Since engine modifications to control NOx production can negatively impact fuel economy there is an increased need to improve motorcycle efficiency, making it important to further improve the boundary and hydrodynamic friction performance of lubricants. This need for improved fuel economy may increase the use of friction modifiers and drive a transition towards lower viscosity grade lubricants. Until recently, the lowest viscosity grade in use had been SAE 10W-30. However, there is now a growing interest in even lower viscosity grades, such as SAE 5W-30 and 0W-30.
It's highly anticipated that the upcoming JASO revision will bring changes to API categories, similar to previous updates. The latest API Service Categories for gasoline passenger car lubricants is expected to be included in the new specification, leading to its widespread adoption in motorcycles. As a result, the lower quality categories may become obsolete.

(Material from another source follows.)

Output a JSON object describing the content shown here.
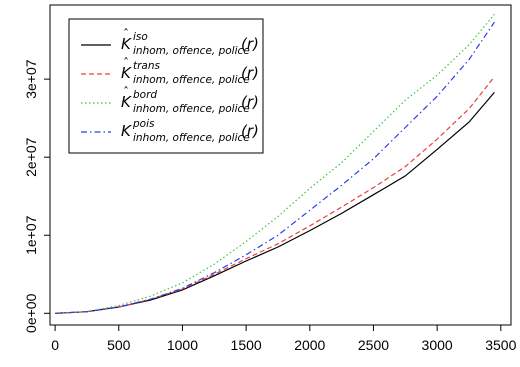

To ensure the three-way catalyst remains compliant but also to help optimise design and efficiency, it is highly likely that the maximum limit of the phosphorus level will be reduced in the revised JASO specification. Other changes may include, tightening NOACK limits.
The future-proof design built into our motorcycle oil products means most are ready to meet the new JASO motorcycle oil specification. Our portfolio has been re-evaluated and we have conducted extensive power, acceleration, and durability testing to ensure that our motorcycle engine oil additive technology, formulated with lower viscosity and lower phosphorus, performs exceptionally well. Our extensive field trials have further demonstrated the efficacy of our products.
Thanks to all this preparation, we are ready to assist customers in meeting the latest requirements of the new JASO T903 specification.